Results of the current study suggest several exciting directions for future research. First, given the prominent role of the DMN in supporting aspects of cognition, including internally-oriented, self-referential processes10,12,13,14,15, future research should examine whether the DMN mediates relationships between irregular sleep and poorer cognition observed during adolescence and young adulthood21. Second, as both reduced DMN connectivity and sleep complaints are often observed among adolescents with neuropsychiatric conditions, such as ADHD, depression, and emerging psychosis17,18,57,58,59,60, future studies should examine how the interplay between sleep regularity and DMN connectivity and network structure impacts the presentation of these disorders during this developmental period. Indeed, a recent study has shown that poor sleep quality is related to increased impulsivity among adolescents with low, but not high, connectivity between the DMN and prefrontal cortex, suggesting DMN connectivity may contribute to links between sleep and behavioral outcomes in this age group61. Additionally, another recent investigation has suggested that greater sleep irregularity, as measured by the SRI, may mediate the relationship between delayed sleep onset time and daytime functioning in work/school, social, and family domains62.
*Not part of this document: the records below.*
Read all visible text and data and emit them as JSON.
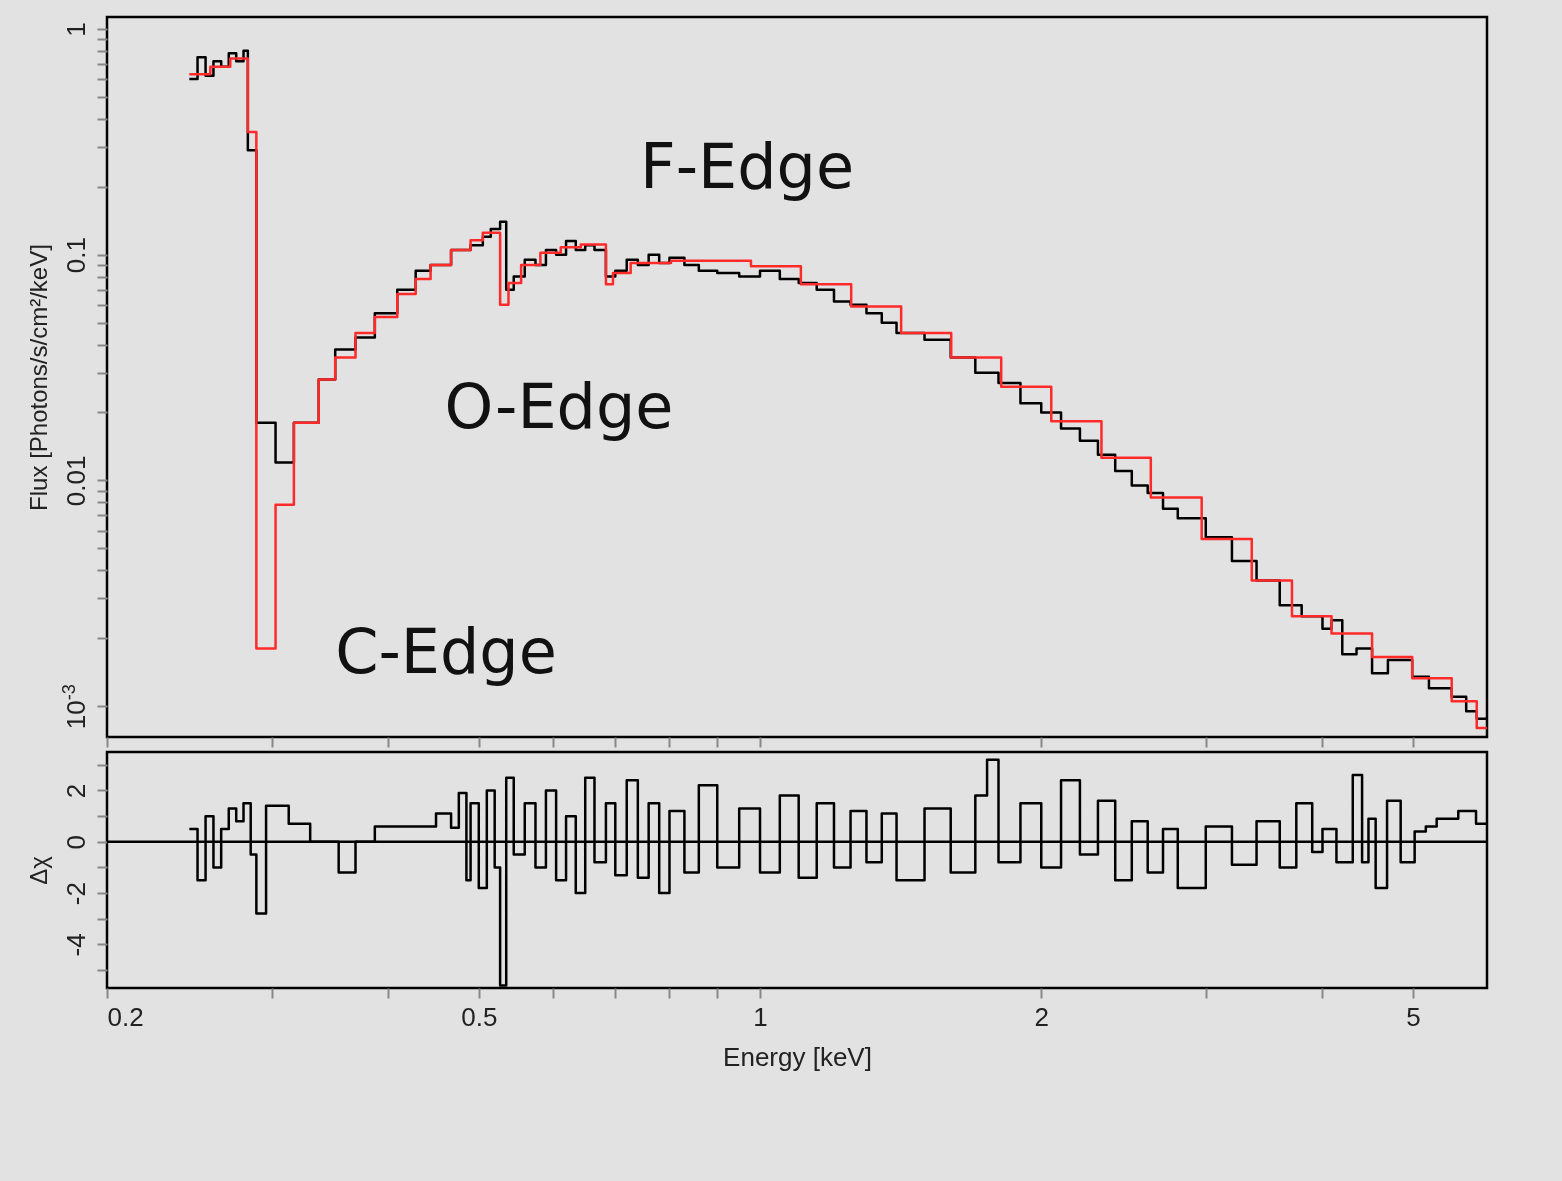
{
  "chart_data": [
    {
      "type": "step",
      "ylabel": "Flux [Photons/s/cm²/keV]",
      "log": "xy",
      "tick_labels": "y",
      "xlim": [
        0.2,
        6.0
      ],
      "xticks": [
        0.2,
        {
          "value": 0.3,
          "label": null
        },
        {
          "value": 0.4,
          "label": null
        },
        0.5,
        {
          "value": 0.6,
          "label": null
        },
        {
          "value": 0.7,
          "label": null
        },
        {
          "value": 0.8,
          "label": null
        },
        {
          "value": 0.9,
          "label": null
        },
        1,
        2,
        {
          "value": 3,
          "label": null
        },
        {
          "value": 4,
          "label": null
        },
        5
      ],
      "ylim": [
        0.00073,
        1.13
      ],
      "yticks": [
        {
          "value": 0.001,
          "label": "10$^{-3}$"
        },
        {
          "value": 0.002,
          "label": null
        },
        {
          "value": 0.003,
          "label": null
        },
        {
          "value": 0.004,
          "label": null
        },
        {
          "value": 0.005,
          "label": null
        },
        {
          "value": 0.006,
          "label": null
        },
        {
          "value": 0.007,
          "label": null
        },
        {
          "value": 0.008,
          "label": null
        },
        {
          "value": 0.009,
          "label": null
        },
        0.01,
        {
          "value": 0.02,
          "label": null
        },
        {
          "value": 0.03,
          "label": null
        },
        {
          "value": 0.04,
          "label": null
        },
        {
          "value": 0.05,
          "label": null
        },
        {
          "value": 0.06,
          "label": null
        },
        {
          "value": 0.07,
          "label": null
        },
        {
          "value": 0.08,
          "label": null
        },
        {
          "value": 0.09,
          "label": null
        },
        0.1,
        {
          "value": 0.2,
          "label": null
        },
        {
          "value": 0.3,
          "label": null
        },
        {
          "value": 0.4,
          "label": null
        },
        {
          "value": 0.5,
          "label": null
        },
        {
          "value": 0.6,
          "label": null
        },
        {
          "value": 0.7,
          "label": null
        },
        {
          "value": 0.8,
          "label": null
        },
        {
          "value": 0.9,
          "label": null
        },
        1
      ],
      "series": [
        {
          "color": "#000000",
          "x": [
            0.245,
            0.25,
            0.255,
            0.26,
            0.265,
            0.27,
            0.275,
            0.28,
            0.283,
            0.289,
            0.303,
            0.317,
            0.337,
            0.351,
            0.369,
            0.387,
            0.409,
            0.428,
            0.444,
            0.467,
            0.49,
            0.505,
            0.515,
            0.527,
            0.535,
            0.545,
            0.56,
            0.575,
            0.59,
            0.605,
            0.62,
            0.635,
            0.65,
            0.665,
            0.684,
            0.7,
            0.72,
            0.74,
            0.76,
            0.78,
            0.8,
            0.83,
            0.86,
            0.9,
            0.95,
            1.0,
            1.05,
            1.1,
            1.15,
            1.2,
            1.25,
            1.3,
            1.35,
            1.4,
            1.5,
            1.6,
            1.7,
            1.8,
            1.9,
            2.0,
            2.1,
            2.2,
            2.3,
            2.4,
            2.5,
            2.6,
            2.7,
            2.8,
            3.0,
            3.2,
            3.4,
            3.6,
            3.8,
            4.0,
            4.09,
            4.2,
            4.35,
            4.52,
            4.7,
            4.99,
            5.2,
            5.5,
            5.7,
            5.85,
            6.0
          ],
          "values": [
            0.6,
            0.75,
            0.62,
            0.72,
            0.68,
            0.78,
            0.72,
            0.8,
            0.29,
            0.018,
            0.012,
            0.018,
            0.028,
            0.038,
            0.043,
            0.055,
            0.07,
            0.085,
            0.09,
            0.105,
            0.11,
            0.12,
            0.13,
            0.14,
            0.07,
            0.08,
            0.095,
            0.09,
            0.105,
            0.1,
            0.115,
            0.105,
            0.11,
            0.105,
            0.08,
            0.085,
            0.095,
            0.09,
            0.1,
            0.092,
            0.097,
            0.09,
            0.085,
            0.083,
            0.08,
            0.085,
            0.078,
            0.075,
            0.07,
            0.062,
            0.06,
            0.055,
            0.05,
            0.045,
            0.042,
            0.035,
            0.03,
            0.027,
            0.022,
            0.02,
            0.017,
            0.015,
            0.013,
            0.011,
            0.0095,
            0.0088,
            0.0075,
            0.0068,
            0.0056,
            0.0044,
            0.0036,
            0.0028,
            0.0025,
            0.0022,
            0.0024,
            0.0017,
            0.0018,
            0.0014,
            0.0016,
            0.00135,
            0.0012,
            0.0011,
            0.00095,
            0.00088,
            0.00088
          ]
        },
        {
          "color": "#ff2a2a",
          "x": [
            0.245,
            0.258,
            0.271,
            0.283,
            0.289,
            0.303,
            0.317,
            0.337,
            0.351,
            0.369,
            0.387,
            0.409,
            0.428,
            0.444,
            0.467,
            0.49,
            0.505,
            0.527,
            0.538,
            0.555,
            0.582,
            0.612,
            0.643,
            0.684,
            0.696,
            0.727,
            0.803,
            0.886,
            0.978,
            1.106,
            1.252,
            1.416,
            1.602,
            1.812,
            2.05,
            2.32,
            2.62,
            2.97,
            3.36,
            3.71,
            4.09,
            4.52,
            4.99,
            5.5,
            5.85,
            6.0
          ],
          "values": [
            0.63,
            0.68,
            0.74,
            0.35,
            0.0018,
            0.0078,
            0.018,
            0.028,
            0.035,
            0.045,
            0.053,
            0.067,
            0.078,
            0.09,
            0.105,
            0.116,
            0.125,
            0.06,
            0.075,
            0.09,
            0.102,
            0.108,
            0.111,
            0.074,
            0.083,
            0.092,
            0.094,
            0.094,
            0.089,
            0.074,
            0.059,
            0.045,
            0.035,
            0.026,
            0.0183,
            0.0126,
            0.0084,
            0.0055,
            0.0036,
            0.0025,
            0.0021,
            0.00165,
            0.00133,
            0.00105,
            0.0008,
            0.0008
          ]
        }
      ],
      "annotations": [
        "F-Edge",
        "O-Edge",
        "C-Edge"
      ]
    },
    {
      "type": "step",
      "xlabel": "Energy [keV]",
      "ylabel": "Δχ",
      "log": "x",
      "xlim": [
        0.2,
        6.0
      ],
      "xticks": [
        0.2,
        {
          "value": 0.3,
          "label": null
        },
        {
          "value": 0.4,
          "label": null
        },
        0.5,
        {
          "value": 0.6,
          "label": null
        },
        {
          "value": 0.7,
          "label": null
        },
        {
          "value": 0.8,
          "label": null
        },
        {
          "value": 0.9,
          "label": null
        },
        1,
        2,
        {
          "value": 3,
          "label": null
        },
        {
          "value": 4,
          "label": null
        },
        5
      ],
      "ylim": [
        -5.7,
        3.5
      ],
      "yticks": [
        {
          "value": -5,
          "label": null
        },
        -4,
        {
          "value": -3,
          "label": null
        },
        -2,
        {
          "value": -1,
          "label": null
        },
        0,
        {
          "value": 1,
          "label": null
        },
        2,
        {
          "value": 3,
          "label": null
        }
      ],
      "ref_lines": [
        {
          "axis": "y",
          "value": 0,
          "color": "#000000"
        }
      ],
      "series": [
        {
          "color": "#000000",
          "x": [
            0.245,
            0.25,
            0.255,
            0.26,
            0.265,
            0.27,
            0.275,
            0.28,
            0.285,
            0.289,
            0.296,
            0.313,
            0.33,
            0.354,
            0.369,
            0.387,
            0.45,
            0.467,
            0.476,
            0.485,
            0.49,
            0.5,
            0.51,
            0.52,
            0.527,
            0.535,
            0.545,
            0.56,
            0.575,
            0.59,
            0.605,
            0.62,
            0.635,
            0.65,
            0.665,
            0.684,
            0.7,
            0.72,
            0.74,
            0.76,
            0.78,
            0.8,
            0.83,
            0.86,
            0.9,
            0.95,
            1.0,
            1.05,
            1.1,
            1.15,
            1.2,
            1.25,
            1.3,
            1.35,
            1.4,
            1.5,
            1.6,
            1.7,
            1.75,
            1.8,
            1.9,
            2.0,
            2.1,
            2.2,
            2.3,
            2.4,
            2.5,
            2.6,
            2.7,
            2.8,
            3.0,
            3.2,
            3.4,
            3.6,
            3.75,
            3.9,
            4.0,
            4.14,
            4.31,
            4.41,
            4.48,
            4.56,
            4.69,
            4.85,
            5.02,
            5.16,
            5.3,
            5.59,
            5.84,
            6.0
          ],
          "values": [
            0.5,
            -1.5,
            1,
            -1,
            0.5,
            1.3,
            0.8,
            1.5,
            -0.5,
            -2.8,
            1.4,
            0.7,
            0,
            -1.2,
            0,
            0.6,
            1.1,
            0.55,
            1.9,
            -1.5,
            1.5,
            -1.8,
            2,
            -1,
            -5.6,
            2.5,
            -0.5,
            1.5,
            -1,
            2,
            -1.5,
            1,
            -2,
            2.5,
            -0.8,
            1.5,
            -1.3,
            2.4,
            -1.4,
            1.5,
            -2,
            1.2,
            -1.2,
            2.2,
            -1,
            1.3,
            -1.2,
            1.8,
            -1.4,
            1.5,
            -1,
            1.2,
            -0.8,
            1.1,
            -1.5,
            1.3,
            -1.2,
            1.8,
            3.2,
            -0.8,
            1.5,
            -1,
            2.4,
            -0.5,
            1.6,
            -1.5,
            0.8,
            -1.2,
            0.5,
            -1.8,
            0.6,
            -0.9,
            0.8,
            -1,
            1.5,
            -0.4,
            0.5,
            -0.8,
            2.6,
            -0.8,
            0.9,
            -1.8,
            1.6,
            -0.8,
            0.4,
            0.6,
            0.9,
            1.2,
            0.7,
            0.7
          ]
        }
      ]
    }
  ]
}
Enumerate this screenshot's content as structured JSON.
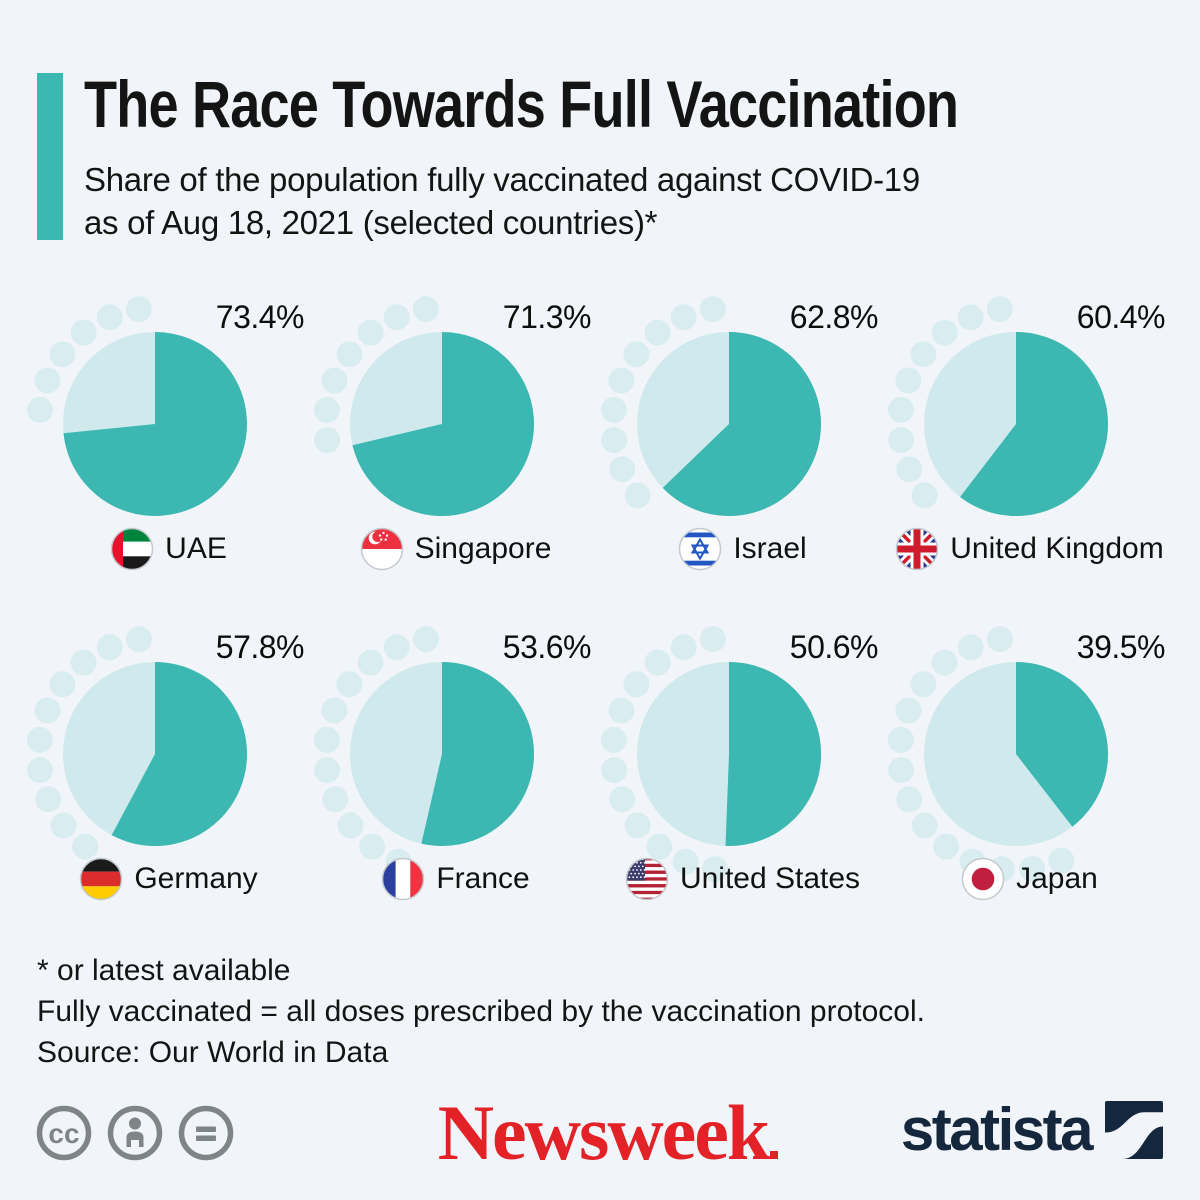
{
  "page": {
    "background": "#f1f5f9"
  },
  "header": {
    "accent_color": "#3cb7b2",
    "title": "The Race Towards Full Vaccination",
    "subtitle_line1": "Share of the population fully vaccinated against COVID-19",
    "subtitle_line2": "as of Aug 18, 2021 (selected countries)*"
  },
  "chart_data": {
    "type": "pie",
    "unit": "%",
    "description": "Share of the population fully vaccinated against COVID-19, one pie per country, filled clockwise from 12 o'clock",
    "colors": {
      "filled": "#3cb7b2",
      "remainder": "#cfe9ec",
      "dots": "#d9edf0"
    },
    "series": [
      {
        "country": "UAE",
        "value": 73.4,
        "flag": "uae"
      },
      {
        "country": "Singapore",
        "value": 71.3,
        "flag": "singapore"
      },
      {
        "country": "Israel",
        "value": 62.8,
        "flag": "israel"
      },
      {
        "country": "United Kingdom",
        "value": 60.4,
        "flag": "united-kingdom"
      },
      {
        "country": "Germany",
        "value": 57.8,
        "flag": "germany"
      },
      {
        "country": "France",
        "value": 53.6,
        "flag": "france"
      },
      {
        "country": "United States",
        "value": 50.6,
        "flag": "united-states"
      },
      {
        "country": "Japan",
        "value": 39.5,
        "flag": "japan"
      }
    ]
  },
  "footnotes": {
    "line1": "* or latest available",
    "line2": "Fully vaccinated = all doses prescribed by the vaccination protocol.",
    "line3": "Source: Our World in Data"
  },
  "branding": {
    "license_icons": [
      "cc-icon",
      "attribution-icon",
      "no-derivatives-icon"
    ],
    "license_icon_color": "#7f8487",
    "newsweek_wordmark": "Newsweek",
    "newsweek_color": "#e32227",
    "statista_wordmark": "statista",
    "statista_color": "#14273c"
  }
}
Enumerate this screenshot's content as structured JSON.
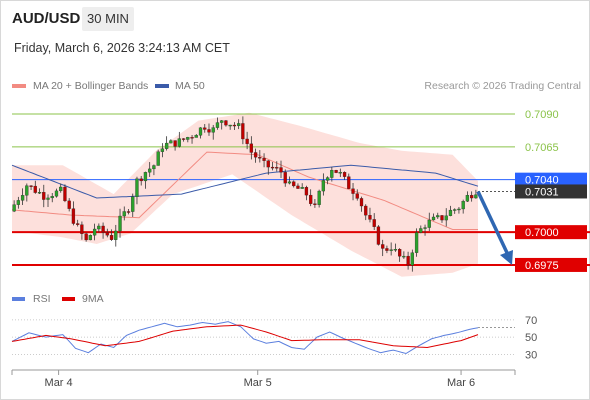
{
  "header": {
    "symbol": "AUD/USD",
    "timeframe": "30 MIN",
    "timestamp": "Friday, March 6, 2026 3:24:13 AM CET"
  },
  "legend": {
    "ma20_label": "MA 20 + Bollinger Bands",
    "ma50_label": "MA 50",
    "rsi_label": "RSI",
    "ma9_label": "9MA",
    "copyright": "Research © 2026 Trading Central"
  },
  "colors": {
    "bull": "#2ca02c",
    "bear": "#c00000",
    "ma20": "#f28b82",
    "bands": "#fde0dc",
    "ma50": "#3b5ba9",
    "level_green": "#8bc34a",
    "level_red": "#e00000",
    "current_line": "#2962ff",
    "arrow": "#2f67b2",
    "rsi": "#5b7fde",
    "ma9": "#dd0000"
  },
  "chart_data": [
    {
      "type": "candlestick",
      "title": "AUD/USD 30 MIN",
      "x_tick_labels": [
        "Mar 4",
        "Mar 5",
        "Mar 6"
      ],
      "ylim": [
        0.6962,
        0.7103
      ],
      "series_legend": [
        "MA 20 + Bollinger Bands",
        "MA 50"
      ],
      "levels": [
        {
          "label": "0.7090",
          "value": 0.709,
          "style": "resistance"
        },
        {
          "label": "0.7065",
          "value": 0.7065,
          "style": "resistance"
        },
        {
          "label": "0.7040",
          "value": 0.704,
          "style": "pivot"
        },
        {
          "label": "0.7031",
          "value": 0.7031,
          "style": "last_price"
        },
        {
          "label": "0.7000",
          "value": 0.7,
          "style": "support"
        },
        {
          "label": "0.6975",
          "value": 0.6975,
          "style": "support"
        }
      ],
      "last_price": 0.7031,
      "forecast": {
        "direction": "down",
        "from": 0.7031,
        "to": 0.6975
      },
      "close_path": {
        "points": [
          [
            0,
            0.7016
          ],
          [
            4,
            0.7036
          ],
          [
            8,
            0.7028
          ],
          [
            12,
            0.7031
          ],
          [
            14,
            0.7016
          ],
          [
            16,
            0.7003
          ],
          [
            18,
            0.6993
          ],
          [
            20,
            0.7003
          ],
          [
            22,
            0.7
          ],
          [
            24,
            0.6996
          ],
          [
            26,
            0.7009
          ],
          [
            28,
            0.7019
          ],
          [
            30,
            0.7039
          ],
          [
            32,
            0.7046
          ],
          [
            34,
            0.7051
          ],
          [
            36,
            0.7066
          ],
          [
            40,
            0.7069
          ],
          [
            43,
            0.7074
          ],
          [
            46,
            0.7081
          ],
          [
            48,
            0.7078
          ],
          [
            50,
            0.7086
          ],
          [
            52,
            0.7083
          ],
          [
            54,
            0.708
          ],
          [
            57,
            0.7061
          ],
          [
            60,
            0.7051
          ],
          [
            62,
            0.7049
          ],
          [
            64,
            0.7046
          ],
          [
            66,
            0.7035
          ],
          [
            68,
            0.7033
          ],
          [
            70,
            0.7029
          ],
          [
            72,
            0.7018
          ],
          [
            74,
            0.704
          ],
          [
            76,
            0.7049
          ],
          [
            78,
            0.7044
          ],
          [
            80,
            0.7035
          ],
          [
            82,
            0.7029
          ],
          [
            84,
            0.7013
          ],
          [
            86,
            0.7001
          ],
          [
            88,
            0.6986
          ],
          [
            90,
            0.6989
          ],
          [
            92,
            0.6981
          ],
          [
            94,
            0.6976
          ],
          [
            96,
            0.6998
          ],
          [
            98,
            0.7006
          ],
          [
            100,
            0.7009
          ],
          [
            102,
            0.7011
          ],
          [
            104,
            0.7016
          ],
          [
            106,
            0.7019
          ],
          [
            108,
            0.7027
          ],
          [
            110,
            0.7032
          ]
        ],
        "candle_count": 110
      },
      "ma50": [
        [
          0,
          0.7051
        ],
        [
          20,
          0.7026
        ],
        [
          40,
          0.7029
        ],
        [
          60,
          0.7045
        ],
        [
          80,
          0.7051
        ],
        [
          100,
          0.7045
        ],
        [
          110,
          0.7035
        ]
      ],
      "ma20": [
        [
          0,
          0.7017
        ],
        [
          14,
          0.7013
        ],
        [
          30,
          0.7011
        ],
        [
          46,
          0.7061
        ],
        [
          58,
          0.7059
        ],
        [
          70,
          0.7042
        ],
        [
          88,
          0.7024
        ],
        [
          104,
          0.7002
        ],
        [
          110,
          0.7002
        ]
      ],
      "bollinger_upper": [
        [
          0,
          0.7051
        ],
        [
          12,
          0.7051
        ],
        [
          24,
          0.7029
        ],
        [
          34,
          0.7062
        ],
        [
          44,
          0.7085
        ],
        [
          56,
          0.7091
        ],
        [
          68,
          0.7081
        ],
        [
          82,
          0.7068
        ],
        [
          92,
          0.7062
        ],
        [
          104,
          0.7059
        ],
        [
          110,
          0.7039
        ]
      ],
      "bollinger_lower": [
        [
          0,
          0.7001
        ],
        [
          12,
          0.6996
        ],
        [
          20,
          0.6991
        ],
        [
          28,
          0.6999
        ],
        [
          38,
          0.7029
        ],
        [
          52,
          0.7044
        ],
        [
          66,
          0.7013
        ],
        [
          80,
          0.6986
        ],
        [
          92,
          0.6966
        ],
        [
          104,
          0.6969
        ],
        [
          110,
          0.6976
        ]
      ]
    },
    {
      "type": "line",
      "title": "RSI",
      "series": [
        {
          "name": "RSI",
          "color": "#5b7fde",
          "points": [
            [
              0,
              45
            ],
            [
              4,
              55
            ],
            [
              8,
              50
            ],
            [
              12,
              53
            ],
            [
              15,
              37
            ],
            [
              18,
              32
            ],
            [
              21,
              42
            ],
            [
              24,
              38
            ],
            [
              27,
              52
            ],
            [
              30,
              58
            ],
            [
              33,
              62
            ],
            [
              36,
              66
            ],
            [
              39,
              62
            ],
            [
              42,
              64
            ],
            [
              45,
              67
            ],
            [
              48,
              65
            ],
            [
              51,
              68
            ],
            [
              54,
              62
            ],
            [
              57,
              48
            ],
            [
              60,
              43
            ],
            [
              63,
              45
            ],
            [
              66,
              38
            ],
            [
              69,
              36
            ],
            [
              72,
              50
            ],
            [
              75,
              56
            ],
            [
              78,
              49
            ],
            [
              81,
              43
            ],
            [
              84,
              37
            ],
            [
              87,
              32
            ],
            [
              90,
              35
            ],
            [
              93,
              31
            ],
            [
              96,
              40
            ],
            [
              99,
              48
            ],
            [
              102,
              52
            ],
            [
              105,
              55
            ],
            [
              108,
              59
            ],
            [
              110,
              61
            ]
          ]
        },
        {
          "name": "9MA",
          "color": "#dd0000",
          "points": [
            [
              0,
              45
            ],
            [
              8,
              52
            ],
            [
              14,
              48
            ],
            [
              22,
              40
            ],
            [
              30,
              45
            ],
            [
              38,
              57
            ],
            [
              46,
              62
            ],
            [
              54,
              64
            ],
            [
              60,
              56
            ],
            [
              66,
              46
            ],
            [
              74,
              47
            ],
            [
              82,
              47
            ],
            [
              90,
              40
            ],
            [
              98,
              38
            ],
            [
              106,
              46
            ],
            [
              110,
              53
            ]
          ]
        }
      ],
      "ylim": [
        20,
        78
      ],
      "y_ticks": [
        70,
        50,
        30
      ]
    }
  ]
}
Finally, exploratory analysis in the current study indicated a relationship between sleep regularity and network structure efficiency within the Language Network, particularly in areas of the left inferior frontal gyrus and the left posterior superior frontal gyrus. Relative to the DMN, very little is known about how sleep may relate to connectivity within this network. However, it is notable that from a behavioral perspective, sleep irregularity in general has been linked to poorer verbal cognition in youth21 and the SRI specifically is associated with poorer communication among youth with Autism63. Future investigations using larger samples of adolescents and young adults should replicate and further elucidate a possible link between sleep regularity and the Language Network.

This study should be interpreted in the context of its limitations. First, this study assessed the SRI and resting-state connectivity at a single time point. As such, direction of causation between irregular sleep and reduced DMN connectivity cannot be inferred. Second, this study utilized a relatively small sample spanning the adolescent and young adult period which does not allow for investigation of how relationships between sleep regularity and DMN connectivity may change over the course of development. Future studies using larger samples and longitudinal and/or experimental designs may shed light on these questions. Third, MRI scans in the current study were scheduled to accommodate adolescent and young adult schedules and as such the timing of scans were not standardized. As prior work using experimental sleep deprivation paradigms have shown that sleep pressure may impact DMN functional connectivity4, future studies controlling for time awake prior to the scan may assess the relative impact of sleep regularity versus sleep pressure on DMN connectivity.

In conclusion, irregular sleep patterns as measured by the SRI are associated with increased path length within the DMN – specifically in the right and left lateral parietal lobule – among adolescents and young adults, suggesting that sleep regularity may be vital for optimal brain functioning during this developmental period. Future studies may assess how this relationship impacts cognitive development and performance as well as neuropsychiatric outcomes in this age group. If sleep irregularity is found to impact neurocognitive performance and disorders through alterations in brain connectivity, sleep stabilization techniques, such as setting consistent bed- and wake-times64, may prove beneficial for adolescents’ cognitive and brain development as well as neuropsychiatric health.